The monolayer behaviors of 2,4-hexadecadienoic acid (HDDA) were studied such as the dissolution of the monolayer film into the subphase, the characteristics of π-A isotherm and the area change with time at a constant surface pressure.
As HDDA has a conjugated double bond, its surface behavior differs from palmitic acid in π-A isotherms. The HDDA monolayer exibited only the expanded phase and large limiting area because of the orientation caused by the conjugation of the diene moiety to the carboxyl group. Apparently, this is attributed to the cohesion between hydrocarbon chains, as palmitic acid has stronger cohesive force than HDDA has.
The monolayer stability is also affected by the degree of ionization in hydrophilic group when pH changes. The π-A isotherms, repetition effects and area change at constant π with pH indicated that the main factor of film loss was the dissolution of HDDA. But the collapse was another factor of film loss at low temperature and pH.

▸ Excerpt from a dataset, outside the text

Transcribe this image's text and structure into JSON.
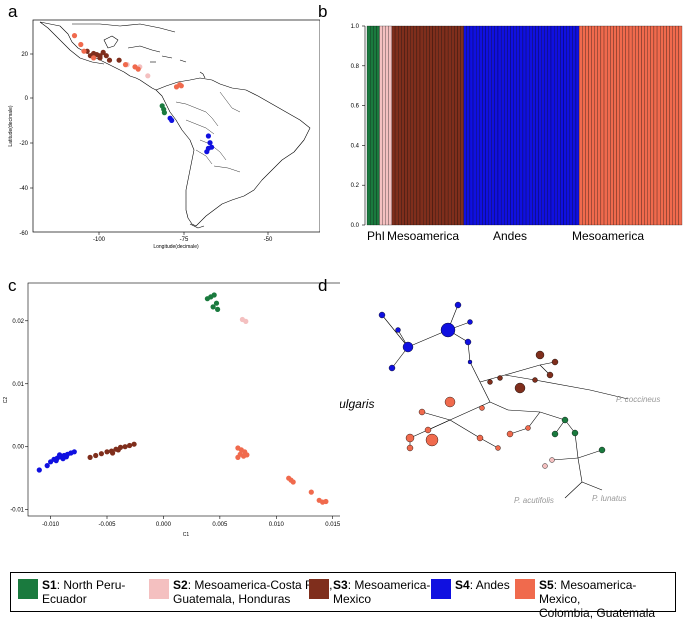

Considering salt effects, $Al^{3+}$ ion improved the monolayer stability by forming a stable surface structure of the film. In the π-A isotherm, the phase transition was observed. Perhaps it is because that diene group works as hydrophobic group by lifting a conjugated double bond chain from the water surface. However $Ba^{2+}$ did not show any effects, and $Cd^{2+}$ accelerated the dissolution of monolayer into the subphase. Therefore the salt effects on the monolayer should be considered in terms of not only ionic value but also chemical characteristic of salt molecule.
In summary, the film loss by the dissolution and collapse, which shows compensative effects, could be reduced by the conditions of optimum temperature and pH. In addition, the using of good salts could play an important role in increasing the stabilities of monolayers.